Les systèmes d'alerte précoce contribuent à réduire les pertes humaines, à minimiser les pertes économiques et à protéger les infrastructures.

Le Bangladesh en témoigne : le nombre de vies perdues a diminué — de 300 000 lors du cyclone Bhola en 1970 à 20 lors du cyclone Amphan en 2020 — grâce aux digues côtières, à la restauration des mangroves, à la construction d'abris à proximité des villages les plus vulnérables et aux réseaux de préparation dirigés par des femmes. Pendant des années, les cyclones n'ont apporté que tragédies et destruction ; aujourd'hui, ces mêmes aléas illustrent les progrès réalisés en matière d'adaptation.

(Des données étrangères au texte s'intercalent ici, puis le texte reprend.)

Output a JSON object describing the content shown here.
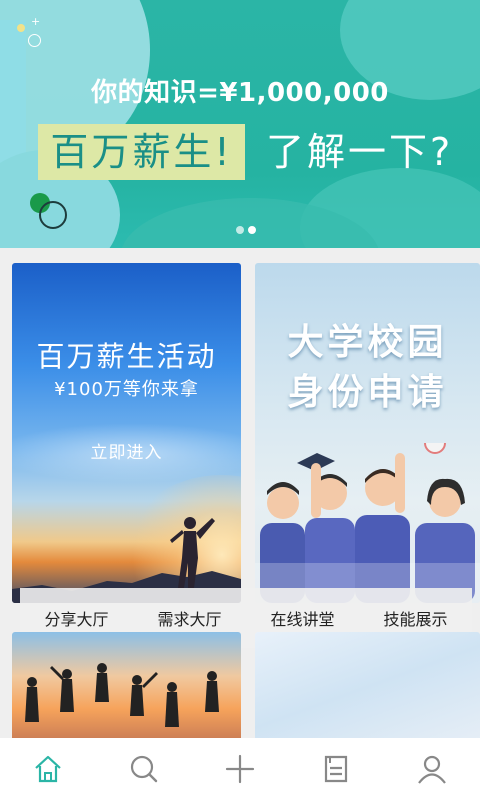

En République de Moldova, les communautés riveraines des rivières Nistru et Prut se préparaient autrefois chaque année à des inondations qui les isolaient pendant des semaines. Aujourd'hui, des digues modernes, des réservoirs et des zones humides restaurées protègent 65 000 personnes, tandis que les systèmes d'alerte précoce offrent aux familles de précieuses heures pour se mettre en sécurité. En limitant les perturbations annuelles de l’économie locale, ces préparatifs offrent des opportunités plus durables de croissance et de prospérité.

La résilience ne se contente pas de réduire les pertes. Elle multiplie l'espoir.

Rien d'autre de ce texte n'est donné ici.